E’ evidente, almeno nel caso del Maam, che si tratti del senso di colpa di deboli di cuore che fanno “arte” mentre il mondo urla e stride. Nessuno di loro ha il coraggio di fare Arte e basta. Vorrebbero chiedere permesso o meglio perdono: mentre nelle periferie gli immigrati si accoltellano, la gente perde casa e lavoro, loro pensano a fare Arte. E così facendo ammazzano l’attività di cui si fanno paladini. A causa della convivenza momentanea con gli immigrati peruviani, senegalesi, marocchini, rom, rumeni, gli artisti amano definirsi “meticci” nonostante il loro accento tradisca, per la maggior parte dei casi, origini marcatamente romane come quello di Irene, portavoce dei Blocchi Precari Metropolitani. Per ogni artista relativamente legato al mercato ufficiale (pochi, ma qualcuno esiste, si riconoscono dalle foto nei loro cataloghi in cui appaiono rigorosamente a piedi scalzi) c’è tutta una schiera di “orecchianti” di “vorrei ma non posso”, di artisti disoccupati dalle lunghe barbe con gli anfibi slacciati, e di curatori indipendenti con Moleskine d’ordinanza, molti anelli alla mano, pantaloni a sigaretta, risvoltino e mocassino senza calze. Indipendent curator, come scrivono sui loro curricula e biglietti da visita stampati il giorno dopo della laurea, figli degli sciagurati master in “curating” che oggi persino La Sapienza propone. Indipendenti ovviamente perché nessuna galleria privata o pubblica è disposta a dare loro uno stipendio per “curare” mostre di vecchi televisori buttati alla rinfusa per terra (una mostra di arte contemporanea senza televisori per terra non è una mostra di arte contemporanea), di catene di biciclette arrotolate a spirale, impalcature di tubi innocenti fatte passare per sculture.
Colpa di questo modo di fare è il concetto di arte relazionale: viene servito un buffet nel museo che ospita l’inaugurazione di una mostra, e l’opera consiste proprio in quel buffet, nient’altro.
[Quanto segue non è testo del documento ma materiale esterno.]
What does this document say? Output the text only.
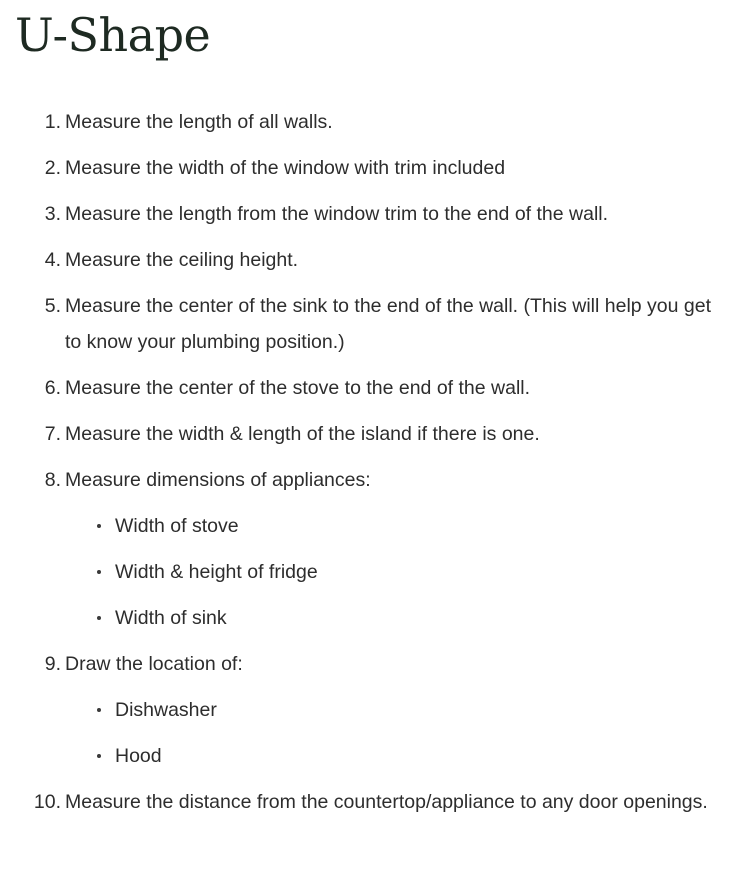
U-Shape
1. Measure the length of all walls.
2. Measure the width of the window with trim included
3. Measure the length from the window trim to the end of the wall.
4. Measure the ceiling height.
5. Measure the center of the sink to the end of the wall. (This will help you get to know your plumbing position.)
6. Measure the center of the stove to the end of the wall.
7. Measure the width & length of the island if there is one.
8. Measure dimensions of appliances:
Width of stove
Width & height of fridge
Width of sink
9. Draw the location of:
Dishwasher
Hood
10. Measure the distance from the countertop/appliance to any door openings.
Ci sono poi l’arte impegnata e l’arte nel sociale. Ma c’è bisogno di questi tipi d’arte? La periferia già di per sé è una forma di arte della sopravvivenza, del recupero, dello scontro, della dissidenza e l’intervento di questi artisti serve solo a rassicurare l’ordine, a creare potere per sé (di mercato, di rivista, di critica) illudendo gli emarginati che i loro problemi saranno compresi e risolti. Ecco perché la nomina di De Finis a direttore del Macro sarebbe una disgrazia. Certificherebbe non solo la fine delle competenze, ma anche la triste funzione odierna della politica: quella di un eterno intrattenimento a sfondo propagandistico che a Roma premierebbe i soidisant artisti di quartiere, come i disoccupati organizzati napoletani, invece che gli artisti che ancora osano dipingere o scolpire facendo la trafila nazionale e internazionale, ovvero gli occupati disorganizzati.
Ai veri artisti non interessa nulla dei problemi sociali: se li usano è per farne opere d’arte e non opere di bene.